Ethanol plant may receive competition

By Tony Parra

Construction on a new ethanol plant in Levelland will begin in October or November according to Dave Quinn, director of economic development for Levelland, Texas.
Levelland is located 20 miles west of Lubbock and within 90 miles of Portales. Quinn and Chris Standlee, Executive Vice President for Abengoa Bioenergy Corporation, both feel the two ethanol plants can co-exist in harmony.
“There would be some competition for a couple of things,” Standlee said. “They could compete for our people (Portales ethanol workers) because of the experience they have. They could compete for our feed business.”
Standlee said the ethanol plant in Portales uses milo to produce ethanol. He said one-third of it is used for ethanol, one-third turns into carbon dioxide and another one-third turns into protein fat fiber, or dry-distiller grain, a feed for farm animals. The dry-distiller grain is a by-product.
“We sell much of it to customers within 100 miles,” Standlee said. “Once the plant is open, the areas would overlap. We have a real good local market. Many of the local dairies are good customers.”
Proponents of the new ethanol plant and officials for the Abengoa Bioenergy Corporation of Portales, which changed its name from High Plains Ethanol in April, said it shouldn’t have a big impact on the business brought in to the Abengoa plant in Portales.
Both groups believe it is the effect of a growing demand for ethanol energy in the market.
“I don’t think the new plant will hurt the one in Portales,” Quinn said. “There is a huge demand for ethanol. The cost of milo will see an increase. More farmers will begin to grow corn and milo. I don’t think both plants will fight over the supply.”
Standlee said it can be a luxury for milo farmers in Hockley County, where Levelland is located, because of the expense of transporting the milo.
“The freight issue will benefit the farmers in the area,” Quinn said. “There is a growing demand. We will need to purchase 12 million bushels of grain. There are more proposals for more plants.”
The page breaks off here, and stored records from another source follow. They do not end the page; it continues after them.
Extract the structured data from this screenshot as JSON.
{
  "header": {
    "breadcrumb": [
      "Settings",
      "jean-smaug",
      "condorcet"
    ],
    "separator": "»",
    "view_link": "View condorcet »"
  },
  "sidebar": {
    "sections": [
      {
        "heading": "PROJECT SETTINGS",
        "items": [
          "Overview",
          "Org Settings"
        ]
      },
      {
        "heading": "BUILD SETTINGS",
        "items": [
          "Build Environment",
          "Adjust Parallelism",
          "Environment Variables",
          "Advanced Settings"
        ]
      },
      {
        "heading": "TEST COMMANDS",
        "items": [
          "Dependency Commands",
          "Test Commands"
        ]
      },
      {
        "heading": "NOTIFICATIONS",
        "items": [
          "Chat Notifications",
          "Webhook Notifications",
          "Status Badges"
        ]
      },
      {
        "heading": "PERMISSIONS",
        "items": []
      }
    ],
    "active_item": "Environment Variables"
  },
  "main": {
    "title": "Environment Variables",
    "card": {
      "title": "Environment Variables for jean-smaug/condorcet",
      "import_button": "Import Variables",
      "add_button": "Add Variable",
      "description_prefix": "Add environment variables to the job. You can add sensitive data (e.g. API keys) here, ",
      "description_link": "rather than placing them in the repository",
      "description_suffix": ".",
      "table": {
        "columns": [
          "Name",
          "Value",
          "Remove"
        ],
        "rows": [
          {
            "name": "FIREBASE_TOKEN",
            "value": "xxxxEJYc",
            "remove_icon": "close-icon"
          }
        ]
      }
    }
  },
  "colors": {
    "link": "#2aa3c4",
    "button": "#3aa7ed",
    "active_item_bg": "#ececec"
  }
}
Quinn said the Portales ethanol plant will need to purchase more grain because it is expanding.
A government proposal for a larger energy bill would change how refiners blend gasoline and how they meet federal clean air requirements. It would require a doubling of ethanol use to at least 5 billion gallons a year by 1012, according to a June 15 PNT article.
Quinn said they’re hopeful the 40-million gallon plant will be operational by the fall of 2005. The Abengoa Corporation ethanol plant in Portales is the only ethanol plant in New Mexico and there are none in Texas, until the fall of 2005 when the Levelland ethanol plant is in operation.
“We’re pretty excited about the new plant,” Quinn said. “More than anything it will help the local farmers in Hockley County. They won’t have to spend as much money on transporting their grain. The co-op (Farmers Co-op Elevator) will add more jobs.”
Central Texas Ag Development President Kit Worley said the ethanol plant in Portales is 100 percent milo, according to the Texas Agriculture Web site, which means the Levelland plant will have an advantage.
“The plant will be able to process both milo and corn,” Quinn said. “We’ll have the technology to be able to do that. It will have a one-time economic impact of $153 million. It’s hard to judge if the money will be spent here. It will also help out the Lubbock economy and the surrounding areas.”
Standlee said the Portales ethanol plant could also use corn to create ethanol, but he said they choose to do it with milo.
“There’s not a lot of corn in the area,” Standlee said. “We got used to using milo for the Portales plant.”
Quinn said the plant will bring in 35 full-time positions with a payroll of about $1.3 million. He said there was a $63 million investment in the project. Quinn said the Levelland ethanol plant will be owned by the Hockley County Limited Liability Co-op.
Standlee said the ethanol plant in Portales will be expanding. He said the goal is to produce 30 to 40 million gallons of ethanol each year. Currently the plant is producing 15 million gallons.